To capture and preserve prehistoric cultural resources, an effort was launched that involved partnerships with Providenciales businesses and non-profits, incorporation of excavation volunteers from the local community and schools, and the expertise of fellow archaeologist and Turks and Caicos National Museum Director Michael Pateman.

After obtaining approval and support from the site’s owners and developers, the two secured further funding and organizational support for a 10-day volunteer expedition in October. Nine students from the British West Indies Collegiate, plus three homeschool students, signed on.

The two veteran diggers divided the crew into four teams (shovel testing, controlled excavation, screening, and analysis), then watched as the volunteers began filling wheelbarrows with dirt from test holes. Other volunteers sifted that dirt through screens. As bits of indigenous pottery and other artifacts began to emerge, the team identified promising areas for detailed excavation.

One clear signal from the past soon announced itself: Palmetto Ware, a heavy, rough, shell-based pottery associated with Taino cultures. And on Day Three, excitement from an unusual shovel test spread across the crew. The two archaeologists stepped in, gently expanded the area, and reported the news: “It appears to be the base of an earth oven,” Pateman said. That was great news, since charcoal from the oven could be dated by radiocarbon analysis, which is a highly accurate form of age determination.

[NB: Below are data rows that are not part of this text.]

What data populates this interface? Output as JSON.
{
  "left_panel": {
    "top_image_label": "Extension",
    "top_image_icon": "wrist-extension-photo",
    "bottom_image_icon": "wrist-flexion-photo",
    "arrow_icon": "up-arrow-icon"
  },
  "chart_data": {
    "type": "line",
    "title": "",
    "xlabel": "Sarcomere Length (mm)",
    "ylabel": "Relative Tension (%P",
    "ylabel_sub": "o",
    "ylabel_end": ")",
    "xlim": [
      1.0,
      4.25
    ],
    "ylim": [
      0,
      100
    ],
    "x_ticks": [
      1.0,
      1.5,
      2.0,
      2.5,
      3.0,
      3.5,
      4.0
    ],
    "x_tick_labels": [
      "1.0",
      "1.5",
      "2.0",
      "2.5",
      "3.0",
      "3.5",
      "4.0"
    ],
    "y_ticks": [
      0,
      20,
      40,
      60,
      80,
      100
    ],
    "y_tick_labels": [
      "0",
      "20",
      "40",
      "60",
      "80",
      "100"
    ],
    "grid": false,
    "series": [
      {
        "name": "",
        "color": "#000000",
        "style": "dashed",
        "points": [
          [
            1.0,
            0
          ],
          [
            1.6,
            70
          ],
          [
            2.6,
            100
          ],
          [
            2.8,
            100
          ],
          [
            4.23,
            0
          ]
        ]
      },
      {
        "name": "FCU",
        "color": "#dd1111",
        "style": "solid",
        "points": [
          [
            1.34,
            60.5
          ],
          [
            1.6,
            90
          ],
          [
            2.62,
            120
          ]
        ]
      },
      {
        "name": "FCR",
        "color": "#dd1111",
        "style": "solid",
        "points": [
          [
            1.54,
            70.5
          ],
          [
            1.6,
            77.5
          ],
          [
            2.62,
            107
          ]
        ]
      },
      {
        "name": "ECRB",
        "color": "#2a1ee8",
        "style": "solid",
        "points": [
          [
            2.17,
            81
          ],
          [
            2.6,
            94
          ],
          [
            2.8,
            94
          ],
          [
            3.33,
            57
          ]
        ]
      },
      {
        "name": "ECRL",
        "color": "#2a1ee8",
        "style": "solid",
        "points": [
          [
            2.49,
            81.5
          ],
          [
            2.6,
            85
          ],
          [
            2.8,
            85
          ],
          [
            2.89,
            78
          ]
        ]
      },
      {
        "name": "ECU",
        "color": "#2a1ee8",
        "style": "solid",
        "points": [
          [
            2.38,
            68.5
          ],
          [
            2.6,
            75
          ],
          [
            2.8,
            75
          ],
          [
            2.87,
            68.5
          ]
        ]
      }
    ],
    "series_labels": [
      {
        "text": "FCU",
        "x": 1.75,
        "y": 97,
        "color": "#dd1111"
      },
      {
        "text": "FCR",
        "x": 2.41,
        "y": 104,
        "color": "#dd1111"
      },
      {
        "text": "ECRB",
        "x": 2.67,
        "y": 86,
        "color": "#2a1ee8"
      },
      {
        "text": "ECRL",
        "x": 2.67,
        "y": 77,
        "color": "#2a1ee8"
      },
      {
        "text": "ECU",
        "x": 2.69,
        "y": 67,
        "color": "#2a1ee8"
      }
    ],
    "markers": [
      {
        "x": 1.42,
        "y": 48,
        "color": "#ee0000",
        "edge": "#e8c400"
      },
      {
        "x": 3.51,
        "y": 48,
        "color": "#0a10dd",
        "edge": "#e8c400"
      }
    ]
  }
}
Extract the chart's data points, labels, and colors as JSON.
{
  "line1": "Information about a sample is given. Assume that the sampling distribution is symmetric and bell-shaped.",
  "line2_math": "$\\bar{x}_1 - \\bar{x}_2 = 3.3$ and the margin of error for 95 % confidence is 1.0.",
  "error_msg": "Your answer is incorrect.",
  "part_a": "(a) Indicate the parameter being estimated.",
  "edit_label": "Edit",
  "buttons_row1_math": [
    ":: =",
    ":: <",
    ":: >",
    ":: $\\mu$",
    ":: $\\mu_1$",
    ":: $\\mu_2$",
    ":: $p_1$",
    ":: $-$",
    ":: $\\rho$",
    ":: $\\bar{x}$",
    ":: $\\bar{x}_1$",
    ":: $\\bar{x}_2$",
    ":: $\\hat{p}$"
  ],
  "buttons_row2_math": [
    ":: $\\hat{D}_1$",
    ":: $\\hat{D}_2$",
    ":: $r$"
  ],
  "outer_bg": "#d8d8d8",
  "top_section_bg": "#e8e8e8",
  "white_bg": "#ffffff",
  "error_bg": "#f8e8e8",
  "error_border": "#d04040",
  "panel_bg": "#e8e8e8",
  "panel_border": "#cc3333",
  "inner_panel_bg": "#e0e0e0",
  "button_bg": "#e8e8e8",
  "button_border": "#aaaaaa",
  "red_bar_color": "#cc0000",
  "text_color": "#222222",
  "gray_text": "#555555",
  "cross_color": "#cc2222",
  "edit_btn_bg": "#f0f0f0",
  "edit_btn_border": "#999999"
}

By the project’s conclusion, volunteers had meticulously weighed, photographed and cataloged material taken from two controlled excavation zones at the site. Some artifacts may offer clues about the inhabitants’ trade networks. Other modest bits – including microscopic analysis of starch grains embedded in shells and ceramics – may yet reveal data about the Lucayan diet. Samples taken by Lucayan basketry expert Charlene Dixon Hutcheson are undergoing analysis.

The archaeologists expect lab reports by summer, and regardless of the results, all the artifacts will be returned to the TCI Museum, which hopes to expand its permanent branch on Provo – offering the island’s past a future here.